Vicdan Genişliği ve Gerçek Şefkat
"Gönlünüzde herkesin oturabileceği bir sandalye olmalı." buyuruyorsunuz. Dine ve dindarlara karşı mesafeli duranlar için de aynı mülahaza geçerli midir? Bu sözün çerçevesi adına neler söylenebilir?
- Adamın biri, Mevlânâ Celaleddîn Rûmî hazretlerine, "Sen Hristiyanlara bile kucak açıyorsun, Yahudilerle biraraya geliyorsun; günah işleyenlere dahi "gel" diyorsun, sarhoşa el uzatıyorsun... Böyle yapmakla İslam'ın onurunu iki paralık ediyor, dinin izzetine dokunuyorsun. Sen zındıkın tekisin, seni Cehennem bile kabul etmez!.." diyerek bir düzine hakarette bulunur. Hazreti Mevlânâ ona sadece "Sen de gel, sana da bağrımı açıyorum!" demekle iktifa eder. (01.14)
- Cenâb-ı Hak, insan kalbini herkese karşı -bir ölçüde- alâka duyacak kadar geniş yaratmıştır. (02.27)
- Mü'minler, evvelen ve bizzat Allah'ı, sonra da O'ndan ötürü diğer inananları severler; başkalarına karşı da, Allah'ın birer sanatı olmaları itibarıyla yine O'ndan ötürü alâka duyarlar. Hakk'ın tecelli ve teveccühlerinin hatırına herkesle ve her nesneyle bir çeşit münasebete geçer, bütün varlığı O'nun isim ve sıfatlarının değişik renk, değişik desen ve değişik edada birer tecellisi olarak takdirlerle alkışlar ve temâşâ ettikleri her şeye "Bu da Senden." diyerek -ilahî sanata karşı hayranlık hisleri içinde- bakarlar. (03.40)

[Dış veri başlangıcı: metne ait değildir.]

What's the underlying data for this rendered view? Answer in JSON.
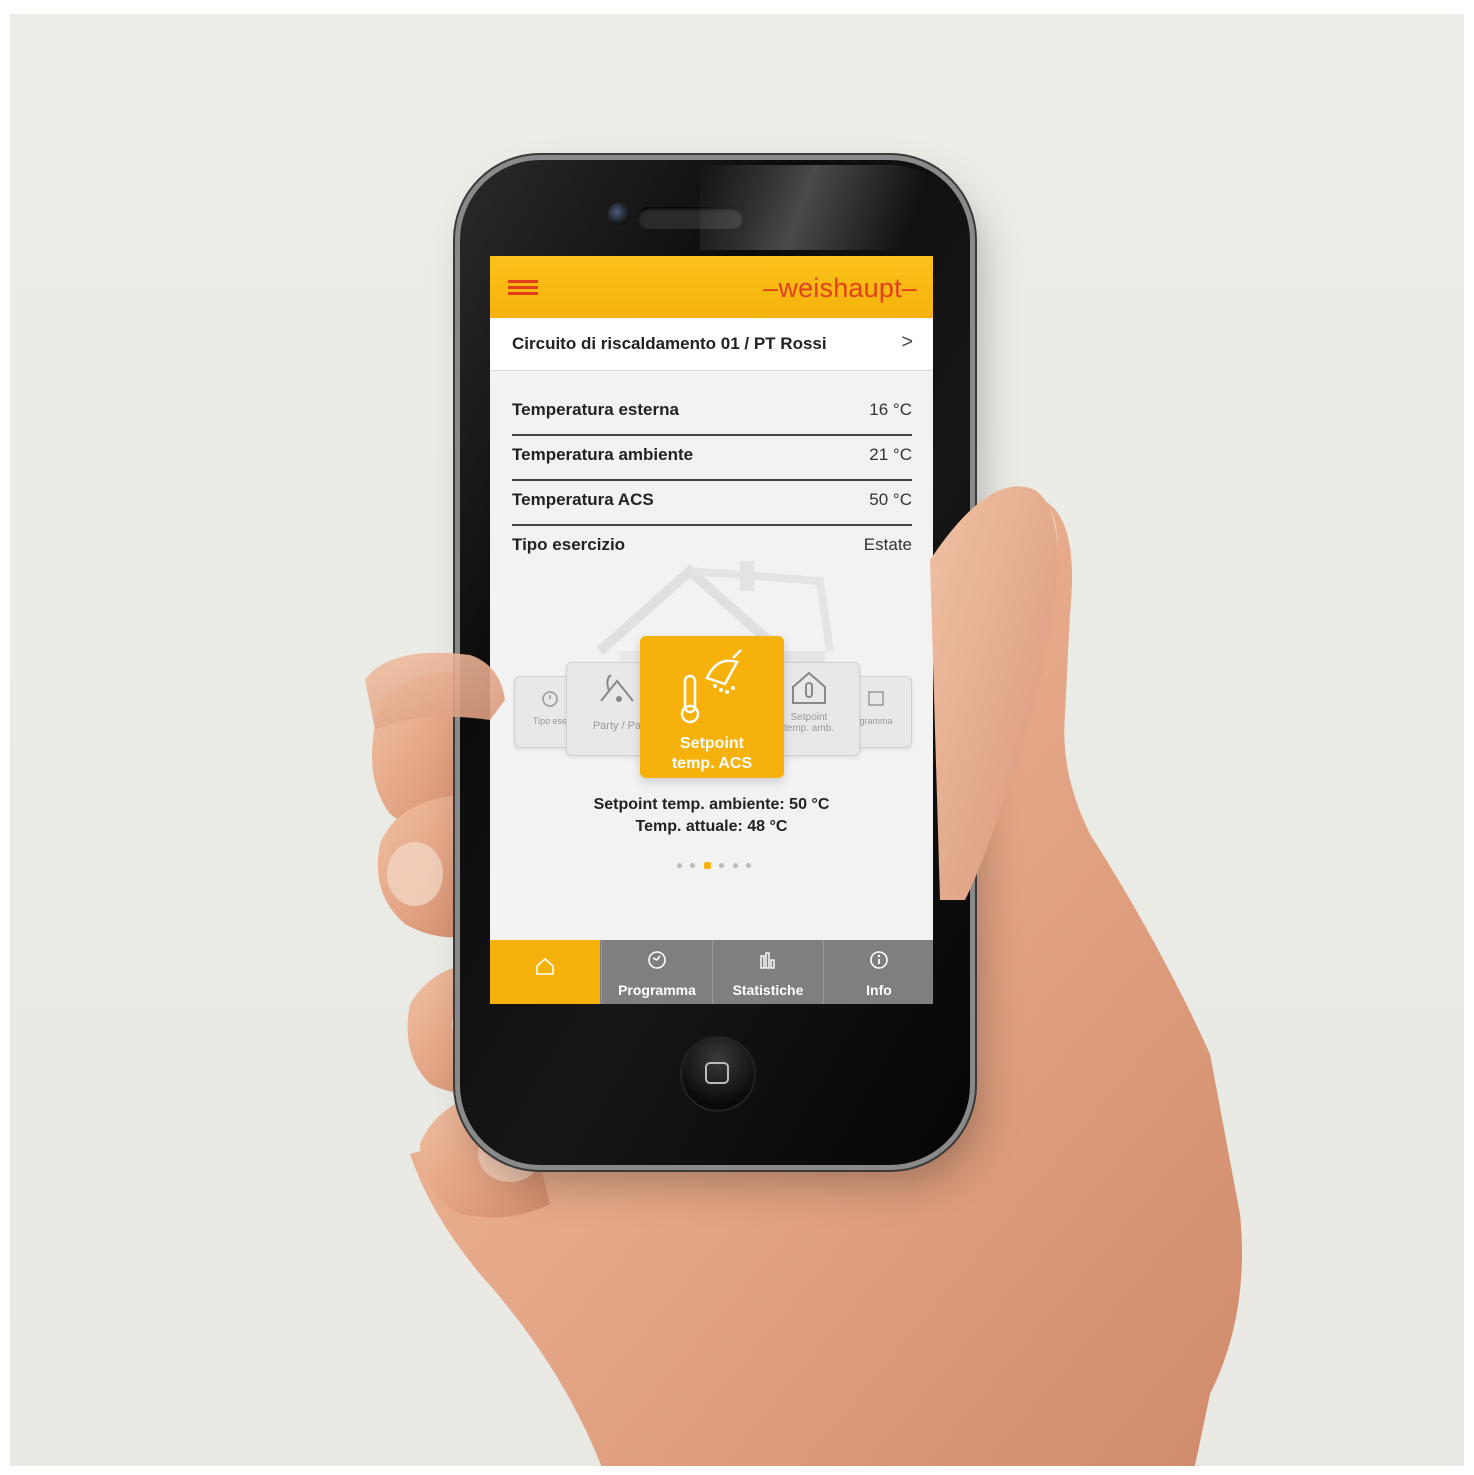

- İnsanların İslam'ın ulvî hakikatleriyle tanışamamaları konusunda müslümanlar olarak biz de suçluyuz; zira, dinimizi gerektiği gibi temsil edemedik ve onu dünyanın dört bir yanına hal diliyle taşıyamadık. Dolayısıyla, bir nevi fetret devri diyebileceğimiz bu dönemde, gaddar bir savcı misillü kesip atmamalı; Cenâb-ı Hakk'ın rahmetinin enginliğini düşünüp insanlara biraz müsamaha nazarıyla bakarak hep bir avukat gibi davranmalıyız. (05.57)
- Evet, gönlünüzde herkesin oturabileceği bir sandalye bulunmalıdır; fakat, kimi nereye oturtacağınız ve kimlere öncelik tanıyacağınız hususunda ölçü muhataplarınızın Allah'a kurbeti olmalıdır. (10.58)
Mevzuyla alâkalı bazı sohbetlerinizde "vicdan genişliği" ifadesini kullanıyorsunuz. Kendilerini bekleyen âkıbetten dolayı mücrimlere acımak ve onların âhirette azaba uğrayacaklarını düşünerek mahzun olmak da vicdan genişliğinin sınırları içerisine girer mi? "Şefkat" hissini bir de bu zaviyeden değerlendirir misiniz?
- Mü'minin kalbine "arş-ı Rahman" denilmiş; o bir "beyt-i Hudâ" olarak görülmüştür. İbrahim Hakkı Hazretleri, "Dil beyt-i Hudâdır ânı pak eyle sivâdan / Kasrına nüzûl eyleye Rahmân gecelerde." derken, bir başka Hak dostu da, "Kalb-i mü'min arş-ı Rahmân'dır / Onu yıkmak vebaldir, tuğyandır." sözleriyle onun kıymetine vurguda bulunmuştur. Bu itibarla, Arş ve Kürsî gibi, arş-ı Rahman olan kalb de çok geniş ve engindir. (13.57)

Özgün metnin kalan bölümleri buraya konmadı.